The non-Finnish Shetlanders who overheard the captive woman talking with her friends "could not understand a single word of the conversation." It is not necessary to assume that this denoted more than a mere dialectic difference; accent being a wonderfully important consideration in cases of this sort. That Finn settlements were often conterminous with districts occupied by those who regarded the Finns as enemies is suggested by the existence of a "Finns' Town" in Orkney, and a "Finn Town" in Donegal.[36]
Of course, those Finns must have one or many historical names. It is probable that they constituted a large proportion of the population of the Outer Hebrides. One of the stories relating to such people is of a mer-woman who "fell in love with a young shepherd, who kept his flocks beside a creek much frequented by these marine people"—the locality being somewhere on the Manx coast. "She frequently caressed him" (the account continues—somewhat superfluously), "and brought him presents of coral, fine pearls, and every valuable production of the ocean."[37] Now, this woman may easily have been one of those "marine people" who inhabited various parts of the Hebrides, and who used the skin-skiff of the Esquimaux "even long after the art of building boats of wood was introduced." The coral and "fine pearls" which this mer-woman brought to her Manx lover may have come from no greater distance than the Island of Skye: since Martin tells us that the people of that island used to adorn their garments with "fine stones" and "pieces of red coral"—the latter article being found in "great quantity" on the shores of the Lewis.
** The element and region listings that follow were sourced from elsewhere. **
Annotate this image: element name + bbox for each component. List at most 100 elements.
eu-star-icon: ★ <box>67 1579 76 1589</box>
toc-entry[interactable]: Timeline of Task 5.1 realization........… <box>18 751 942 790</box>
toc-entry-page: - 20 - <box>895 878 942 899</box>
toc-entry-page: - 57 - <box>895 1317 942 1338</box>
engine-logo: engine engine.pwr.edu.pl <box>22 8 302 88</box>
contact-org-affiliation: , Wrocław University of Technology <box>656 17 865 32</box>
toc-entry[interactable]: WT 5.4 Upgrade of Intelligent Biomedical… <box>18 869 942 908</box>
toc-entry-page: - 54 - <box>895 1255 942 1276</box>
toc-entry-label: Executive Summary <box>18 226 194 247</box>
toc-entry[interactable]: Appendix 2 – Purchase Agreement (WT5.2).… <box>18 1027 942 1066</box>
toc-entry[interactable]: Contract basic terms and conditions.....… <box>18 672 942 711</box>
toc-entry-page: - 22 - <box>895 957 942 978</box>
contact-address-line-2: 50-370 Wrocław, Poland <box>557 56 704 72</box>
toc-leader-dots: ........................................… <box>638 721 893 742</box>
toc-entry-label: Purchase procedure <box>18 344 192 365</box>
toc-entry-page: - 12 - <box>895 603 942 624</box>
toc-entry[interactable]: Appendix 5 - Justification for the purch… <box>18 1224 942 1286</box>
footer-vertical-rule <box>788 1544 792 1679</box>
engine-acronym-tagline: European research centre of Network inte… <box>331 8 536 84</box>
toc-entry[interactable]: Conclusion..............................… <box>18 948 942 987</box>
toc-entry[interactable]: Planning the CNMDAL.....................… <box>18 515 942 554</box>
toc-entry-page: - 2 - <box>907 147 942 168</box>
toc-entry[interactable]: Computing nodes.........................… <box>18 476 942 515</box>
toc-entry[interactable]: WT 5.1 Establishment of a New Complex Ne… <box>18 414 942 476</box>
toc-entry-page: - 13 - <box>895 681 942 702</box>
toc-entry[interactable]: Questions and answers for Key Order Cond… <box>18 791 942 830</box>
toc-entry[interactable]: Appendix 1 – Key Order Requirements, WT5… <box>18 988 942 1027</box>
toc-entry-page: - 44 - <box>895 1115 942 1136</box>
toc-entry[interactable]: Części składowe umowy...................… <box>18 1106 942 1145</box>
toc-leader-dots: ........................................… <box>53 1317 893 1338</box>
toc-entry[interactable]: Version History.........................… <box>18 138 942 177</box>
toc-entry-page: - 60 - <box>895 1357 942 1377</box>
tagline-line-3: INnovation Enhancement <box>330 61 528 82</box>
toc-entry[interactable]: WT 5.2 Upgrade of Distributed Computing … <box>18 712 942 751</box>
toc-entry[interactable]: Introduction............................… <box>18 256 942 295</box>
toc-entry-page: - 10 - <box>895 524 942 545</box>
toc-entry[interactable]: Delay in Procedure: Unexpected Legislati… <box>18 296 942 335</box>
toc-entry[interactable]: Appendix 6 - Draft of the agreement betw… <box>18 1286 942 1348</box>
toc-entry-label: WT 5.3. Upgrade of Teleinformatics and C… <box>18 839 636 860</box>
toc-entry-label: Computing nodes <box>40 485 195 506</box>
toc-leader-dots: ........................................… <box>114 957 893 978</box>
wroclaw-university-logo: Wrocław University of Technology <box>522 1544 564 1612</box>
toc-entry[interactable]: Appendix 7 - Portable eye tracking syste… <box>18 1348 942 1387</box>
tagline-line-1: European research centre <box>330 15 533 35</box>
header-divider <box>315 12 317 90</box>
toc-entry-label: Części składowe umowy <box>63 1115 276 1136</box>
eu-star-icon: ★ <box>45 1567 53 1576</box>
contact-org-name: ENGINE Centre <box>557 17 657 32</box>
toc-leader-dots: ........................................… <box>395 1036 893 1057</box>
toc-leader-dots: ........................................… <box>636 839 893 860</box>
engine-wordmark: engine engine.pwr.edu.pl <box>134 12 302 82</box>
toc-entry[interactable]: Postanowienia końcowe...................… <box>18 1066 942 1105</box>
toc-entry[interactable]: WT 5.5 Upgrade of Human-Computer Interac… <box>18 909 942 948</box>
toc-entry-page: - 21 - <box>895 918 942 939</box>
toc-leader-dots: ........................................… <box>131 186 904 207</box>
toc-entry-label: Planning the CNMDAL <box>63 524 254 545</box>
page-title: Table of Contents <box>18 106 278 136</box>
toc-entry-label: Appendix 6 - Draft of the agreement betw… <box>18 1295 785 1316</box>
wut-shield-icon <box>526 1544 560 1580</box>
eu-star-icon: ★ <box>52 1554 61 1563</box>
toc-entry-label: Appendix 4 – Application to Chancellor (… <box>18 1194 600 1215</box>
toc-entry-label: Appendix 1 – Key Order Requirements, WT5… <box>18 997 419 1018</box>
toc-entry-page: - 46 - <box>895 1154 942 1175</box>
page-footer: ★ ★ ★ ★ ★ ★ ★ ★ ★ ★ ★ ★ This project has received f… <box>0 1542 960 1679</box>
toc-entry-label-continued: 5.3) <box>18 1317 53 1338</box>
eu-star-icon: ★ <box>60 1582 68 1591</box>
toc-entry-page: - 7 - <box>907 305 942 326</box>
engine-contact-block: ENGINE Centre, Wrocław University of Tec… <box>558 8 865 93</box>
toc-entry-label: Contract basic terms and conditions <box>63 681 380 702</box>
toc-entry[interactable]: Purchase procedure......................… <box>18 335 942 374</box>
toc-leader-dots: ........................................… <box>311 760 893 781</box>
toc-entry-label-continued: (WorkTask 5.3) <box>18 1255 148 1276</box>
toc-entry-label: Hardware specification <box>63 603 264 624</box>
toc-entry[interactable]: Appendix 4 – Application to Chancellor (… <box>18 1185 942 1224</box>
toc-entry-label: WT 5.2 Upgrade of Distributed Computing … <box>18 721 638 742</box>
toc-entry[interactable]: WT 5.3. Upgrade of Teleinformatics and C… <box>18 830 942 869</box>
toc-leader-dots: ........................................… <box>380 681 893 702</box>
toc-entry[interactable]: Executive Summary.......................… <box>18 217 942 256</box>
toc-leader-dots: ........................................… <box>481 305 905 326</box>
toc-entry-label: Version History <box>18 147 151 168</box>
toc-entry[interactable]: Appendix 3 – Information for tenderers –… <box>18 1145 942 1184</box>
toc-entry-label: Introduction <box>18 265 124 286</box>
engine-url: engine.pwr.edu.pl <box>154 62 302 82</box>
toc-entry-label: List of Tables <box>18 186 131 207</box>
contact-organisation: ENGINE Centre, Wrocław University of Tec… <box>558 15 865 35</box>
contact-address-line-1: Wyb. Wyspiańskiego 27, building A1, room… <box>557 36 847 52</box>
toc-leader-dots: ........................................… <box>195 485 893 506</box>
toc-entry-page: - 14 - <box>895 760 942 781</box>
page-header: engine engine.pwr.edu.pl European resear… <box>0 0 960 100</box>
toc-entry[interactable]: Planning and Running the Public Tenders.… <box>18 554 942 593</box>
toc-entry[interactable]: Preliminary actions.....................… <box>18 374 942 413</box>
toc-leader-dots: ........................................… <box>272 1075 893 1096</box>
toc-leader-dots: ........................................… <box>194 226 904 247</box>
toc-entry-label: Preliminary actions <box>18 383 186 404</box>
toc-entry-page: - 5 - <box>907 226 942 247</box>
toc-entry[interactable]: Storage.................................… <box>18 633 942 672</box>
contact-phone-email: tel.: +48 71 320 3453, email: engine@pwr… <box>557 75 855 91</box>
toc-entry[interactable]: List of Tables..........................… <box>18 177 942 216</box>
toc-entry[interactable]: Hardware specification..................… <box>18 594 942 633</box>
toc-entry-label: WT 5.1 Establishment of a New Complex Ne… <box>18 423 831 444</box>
At that time the islanders of Jura dwelt in turf-covered wigwams identical with those used by modern Lapps; as may be seen from the illustration here copied from Pennant's second "Tour." And the people of Harris were described in the following terms, in the early part of this century[38]:—"In general the natives are of small stature,... Scarcely any attain the height of 6 feet, and many of the males are not higher than 5 feet 3 or 4 inches." "The Harrisian physiognomy" is thus detailed: "The cheek bones are rather prominent, and the nose is invariably short, the space between it and the chin being disproportionately long. The complexion is of all tints. Many individuals are as dark as mulattoes...." The population thus described was greatly mingled at the period when these latter observations were made; but there is nevertheless strong evidence of the possession of Ugrian blood in the people thus portrayed. And their boats and dwellings do nothing to contradict this theoretical connection with the races we now know by such names as Lapp, Finn, Samoyed, and Eskimo.
WIGWAMS OF THE JURA ISLANDERS IN 1772.
(From Pennant's Second Tour.)
The author of the "Gallovidian Encyclopædia" gives also a hint of the existence of such a population in Galloway: when (under the name "cutty glies") he refers to "a class of females," whom he describes as "little" and "squat-made," and to whom he assigns (without exception) the amorous nature of the Manx mer-woman just spoken of. And, as the Gallovidian chronicler lived near the inlet known as "the Manxman's Lake," it is not improbable that this also was "a creek much frequented by these marine people"; and that, in short, Mactaggart's "little, squat-made females" were of the same stock as the Mer-women of the Isle of Man and the Hebrides, and the Finn-women of the Northern Isles.
Note.—For additional information on the subject of skin-boats, and the races connected with them, see pp. [174], [178]-[9], post, and [Appendix B].